Predicting Tier_mean

=== Lasso Regression ===
Training R²: 0.9916
Test R²: -0.7330
RMSE: 0.6209
MAE: 0.4644
CV R² Score: -1.6745 (+/- 1.6866)

/opt/anaconda3/lib/python3.12/site-packages/sklearn/linear_model/_coordinate_descent.py:678: ConvergenceWarning: Objective did not converge. You might want to increase the number of iterations, check the scale of the features or consider increasing regularisation. Duality gap: 4.279e-03, tolerance: 6.260e-04
  model = cd_fast.enet_coordinate_descent(
/opt/anaconda3/lib/python3.12/site-packages/sklearn/linear_model/_coordinate_descent.py:678: ConvergenceWarning: Objective did not converge.
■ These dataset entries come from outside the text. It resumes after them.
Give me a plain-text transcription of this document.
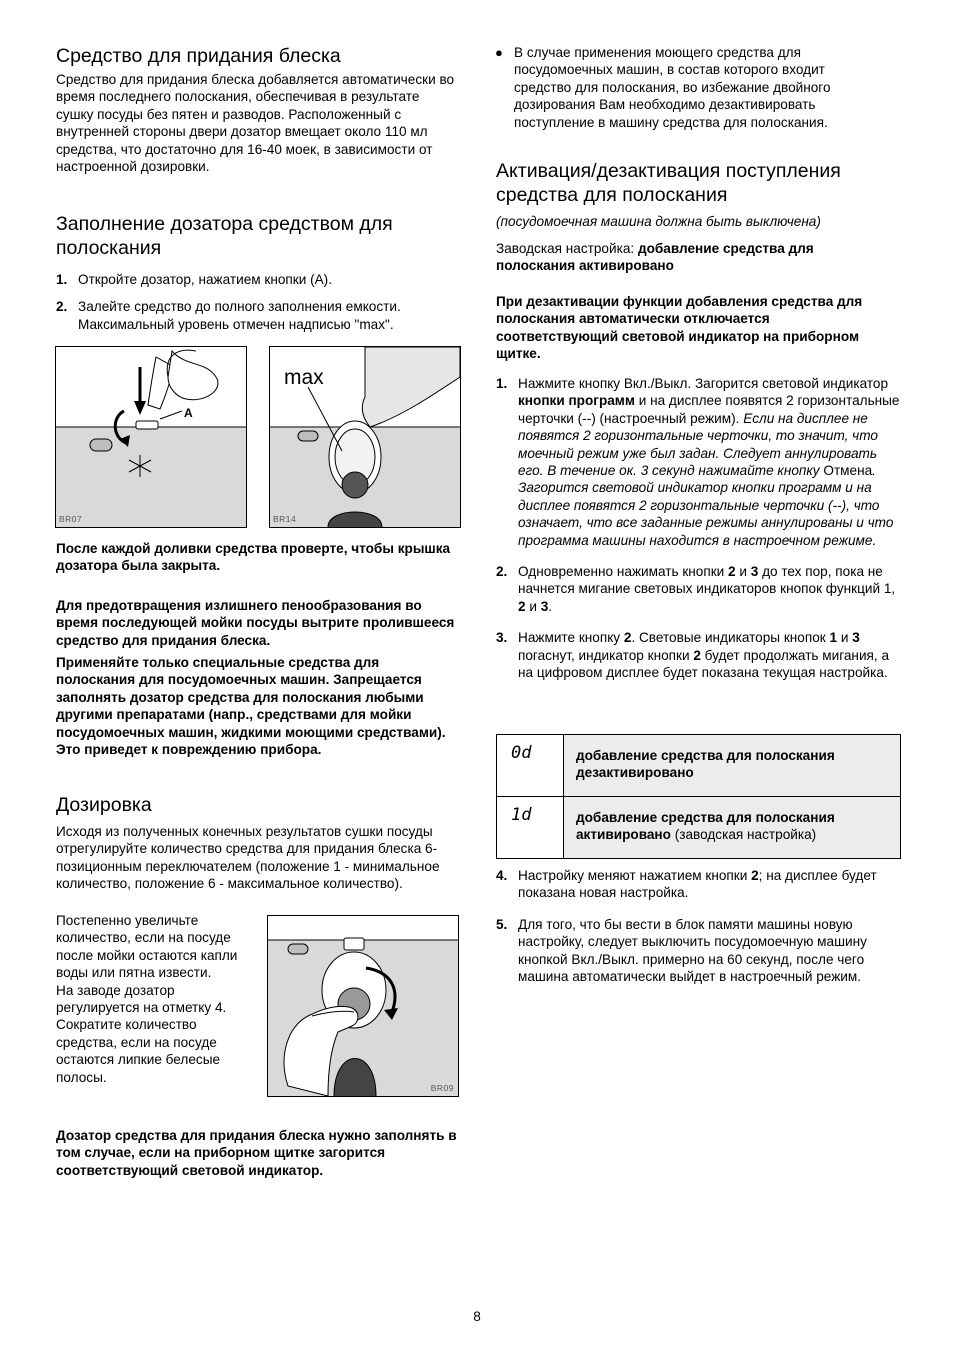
Средство для придания блеска

Средство для придания блеска добавляется автоматически во время последнего полоскания, обеспечивая в результате сушку посуды без пятен и разводов. Расположенный с внутренней стороны двери дозатор вмещает около 110 мл средства, что достаточно для 16-40 моек, в зависимости от настроенной дозировки.

Заполнение дозатора средством для полоскания
1. Откройте дозатор, нажатием кнопки (A).
2. Залейте средство до полного заполнения емкости. Максимальный уровень отмечен надписью "max".
A
BR07
max
BR14

После каждой доливки средства проверте, чтобы крышка дозатора была закрыта.

Для предотвращения излишнего пенообразования во время последующей мойки посуды вытрите пролившееся средство для придания блеска.

Применяйте только специальные средства для полоскания для посудомоечных машин. Запрещается заполнять дозатор средства для полоскания любыми другими препаратами (напр., средствами для мойки посудомоечных машин, жидкими моющими средствами). Это приведет к повреждению прибора.

Дозировка

Исходя из полученных конечных результатов сушки посуды отрегулируйте количество средства для придания блеска 6-позиционным переключателем (положение 1 - минимальное количество, положение 6 - максимальное количество).

Постепенно увеличьте количество, если на посуде после мойки остаются капли воды или пятна извести.
На заводе дозатор регулируется на отметку 4.
Сократите количество средства, если на посуде остаются липкие белесые полосы.
BR09

Дозатор средства для придания блеска нужно заполнять в том случае, если на приборном щитке загорится соответствующий световой индикатор.

● В случае применения моющего средства для посудомоечных машин, в состав которого входит средство для полоскания, во избежание двойного дозирования Вам необходимо дезактивировать поступление в машину средства для полоскания.

Активация/дезактивация поступления средства для полоскания

(посудомоечная машина должна быть выключена)

Заводская настройка: добавление средства для полоскания активировано

При дезактивации функции добавления средства для полоскания автоматически отключается соответствующий световой индикатор на приборном щитке.

1. Нажмите кнопку Вкл./Выкл. Загорится световой индикатор кнопки программ и на дисплее появятся 2 горизонтальные черточки (--) (настроечный режим). Если на дисплее не появятся 2 горизонтальные черточки, то значит, что моечный режим уже был задан. Следует аннулировать его. В течение ок. 3 секунд нажимайте кнопку Отмена. Загорится световой индикатор кнопки программ и на дисплее появятся 2 горизонтальные черточки (--), что означает, что все заданные режимы аннулированы и что программа машины находится в настроечном режиме.
2. Одновременно нажимать кнопки 2 и 3 до тех пор, пока не начнется мигание световых индикаторов кнопок функций 1, 2 и 3.
3. Нажмите кнопку 2. Световые индикаторы кнопок 1 и 3 погаснут, индикатор кнопки 2 будет продолжать мигания, а на цифровом дисплее будет показана текущая настройка.
0d	добавление средства для полоскания дезактивировано
1d	добавление средства для полоскания активировано (заводская настройка)
4. Настройку меняют нажатием кнопки 2; на дисплее будет показана новая настройка.
5. Для того, что бы вести в блок памяти машины новую настройку, следует выключить посудомоечную машину кнопкой Вкл./Выкл. примерно на 60 секунд, после чего машина автоматически выйдет в настроечный режим.
8
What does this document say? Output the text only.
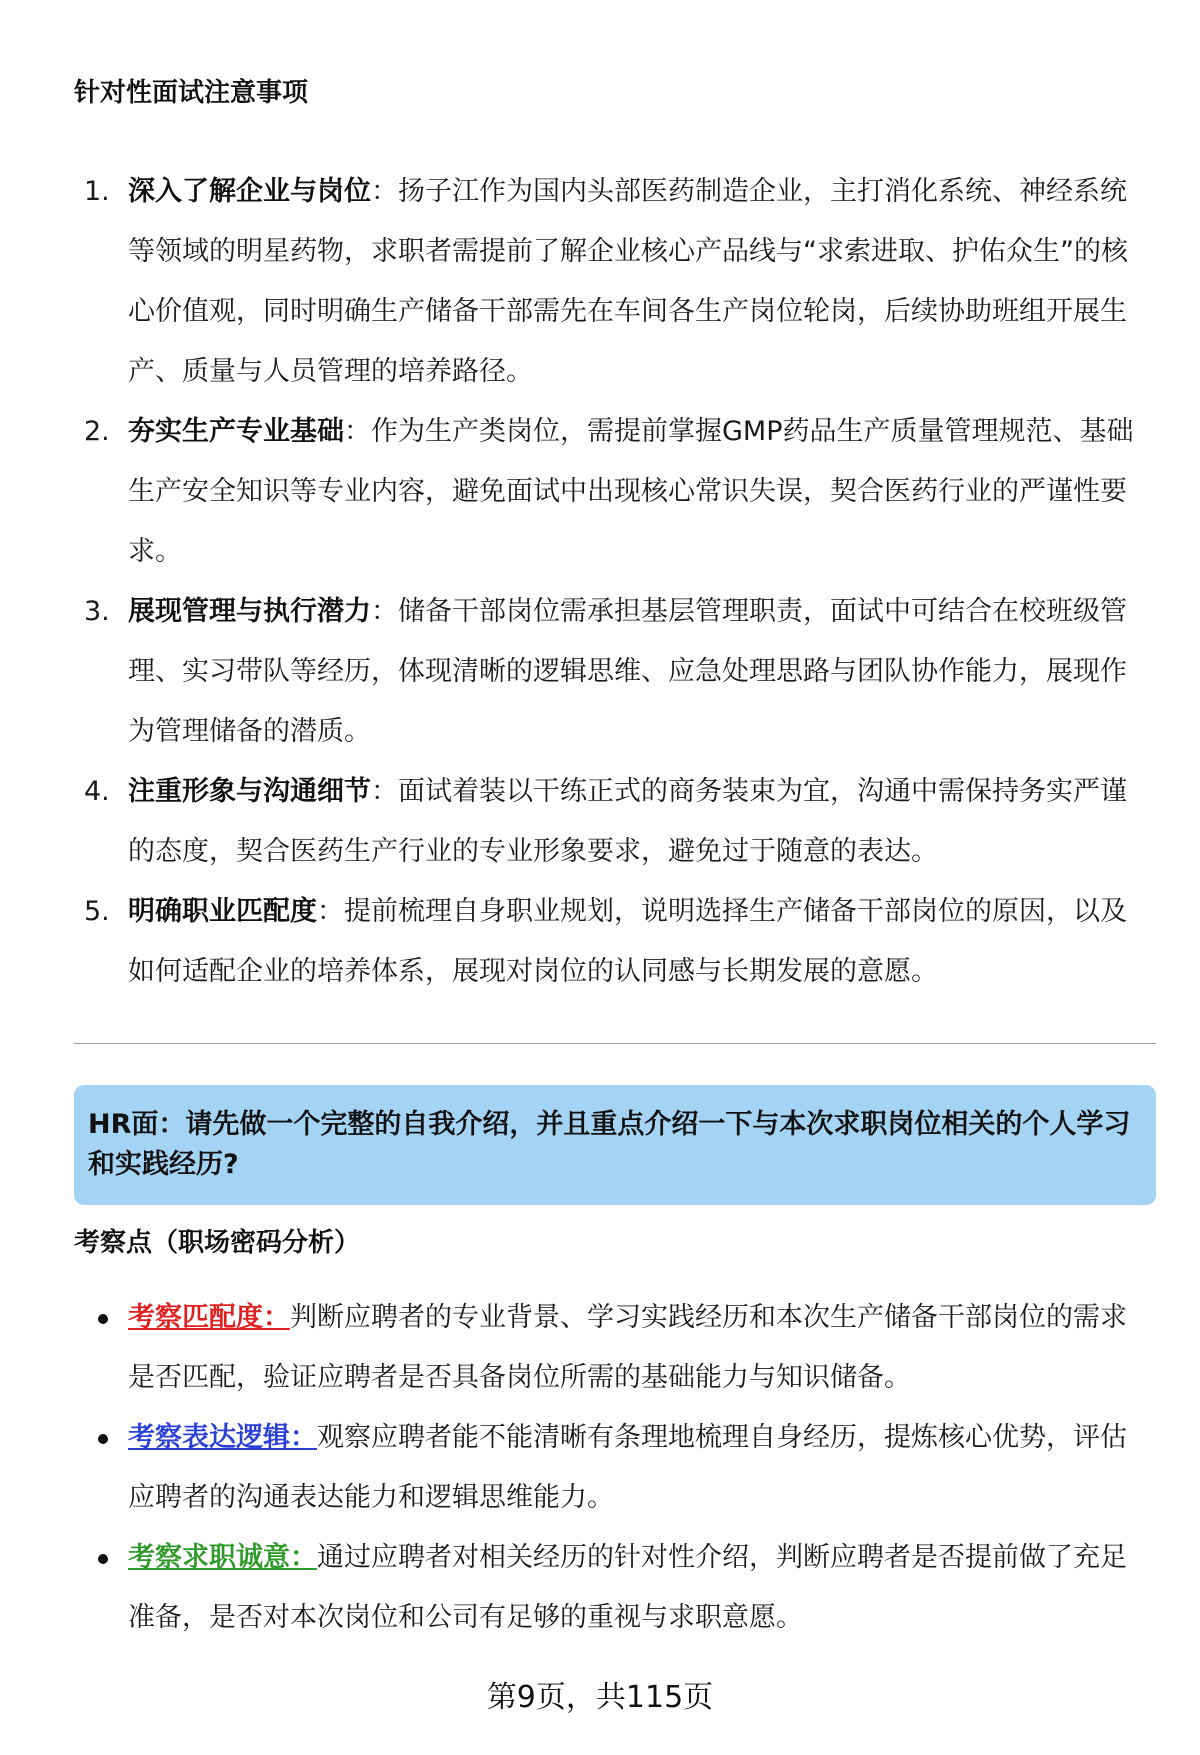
针对性面试注意事项
1. 深入了解企业与岗位：扬子江作为国内头部医药制造企业，主打消化系统、神经系统等领域的明星药物，求职者需提前了解企业核心产品线与“求索进取、护佑众生”的核心价值观，同时明确生产储备干部需先在车间各生产岗位轮岗，后续协助班组开展生产、质量与人员管理的培养路径。
2. 夯实生产专业基础：作为生产类岗位，需提前掌握GMP药品生产质量管理规范、基础生产安全知识等专业内容，避免面试中出现核心常识失误，契合医药行业的严谨性要求。
3. 展现管理与执行潜力：储备干部岗位需承担基层管理职责，面试中可结合在校班级管理、实习带队等经历，体现清晰的逻辑思维、应急处理思路与团队协作能力，展现作为管理储备的潜质。
4. 注重形象与沟通细节：面试着装以干练正式的商务装束为宜，沟通中需保持务实严谨的态度，契合医药生产行业的专业形象要求，避免过于随意的表达。
5. 明确职业匹配度：提前梳理自身职业规划，说明选择生产储备干部岗位的原因，以及如何适配企业的培养体系，展现对岗位的认同感与长期发展的意愿。
HR面：请先做一个完整的自我介绍，并且重点介绍一下与本次求职岗位相关的个人学习和实践经历?
考察点（职场密码分析）
考察匹配度：判断应聘者的专业背景、学习实践经历和本次生产储备干部岗位的需求是否匹配，验证应聘者是否具备岗位所需的基础能力与知识储备。
考察表达逻辑：观察应聘者能不能清晰有条理地梳理自身经历，提炼核心优势，评估应聘者的沟通表达能力和逻辑思维能力。
考察求职诚意：通过应聘者对相关经历的针对性介绍，判断应聘者是否提前做了充足准备，是否对本次岗位和公司有足够的重视与求职意愿。
第9页，共115页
You might want to increase the number of iterations, check the scale of the features or consider increasing regularisation. Duality gap: 1.373e-03, tolerance: 6.061e-04
  model = cd_fast.enet_coordinate_descent(


=== Random Forest Regression ===
Training R²: 0.9431
Test R²: 0.3085
RMSE: 0.3922
MAE: 0.2772
CV R² Score: 0.4162 (+/- 0.2322)

Model performance comparison

R²: Coefficient of Determination
- represents how well the model explains the data’s variability
- Lasso’s negative score in both the testing and cross validation indicates that the model performs more poorly and explains less of the variability than if a constant function calculating the mean was used instead
- Random Forests’ score is quite low; the model can only explain about 25% of the data’s variability
*RMSE: Root Mean Squared Error
- Lasso has a higher RMSE, indicating a higher magniturd of prediction errors
MAE Mean Absolute Error
- Lasso’s score is higher, indicating higher absolute prediction errors

Feature importance comparison

The two models identified very different features as their most important factors. The top three for Lasso regression were if the country is located in the subregion of Western Europe (~0.8), and if the abortion policy in a country is legal (~0.45) or decriminalized (~0.4). The top three for the Random Forest model were the average criminal justice score (~0.33), the number of visa free destinations that can be accessed with the country’s passport (~0.26), and the average GDP per capita in USD (~0.11). The magnitude of importance for features is significantly higher for the Lasso model.

Summary

These evaluation metrics indicate that while neither model performs very well for predicting the mean Tier score per country, the Lasso regression model performs extremely poorly. The fact that the R^2 value is negative for Lasso regression means that this model actually is worse at predicting the average tier score per country than if a constant function that always predicts the mean of the data were used. Overall, neither model proves to be reliable for estimating the average Tier score from 2013-2023 using regression.

Discussion

According to evaluation metrics, the best, more reliable models were binary classifiers, with the Random Forest binary classifier performing the best among the three. The regression supervised learning appeared to have the poorest performing models and the most failures. However, the findings presented should not be generalized. The data used on these supervised learning models is very limited and flawed– it is a very small dataset (with only 46 rows), and for certain classifications, classes were too small to be able to derive significance or reliable results. Future iterations of supervised learning on this topic should look into applying neural networks, due to the complex nature of this data.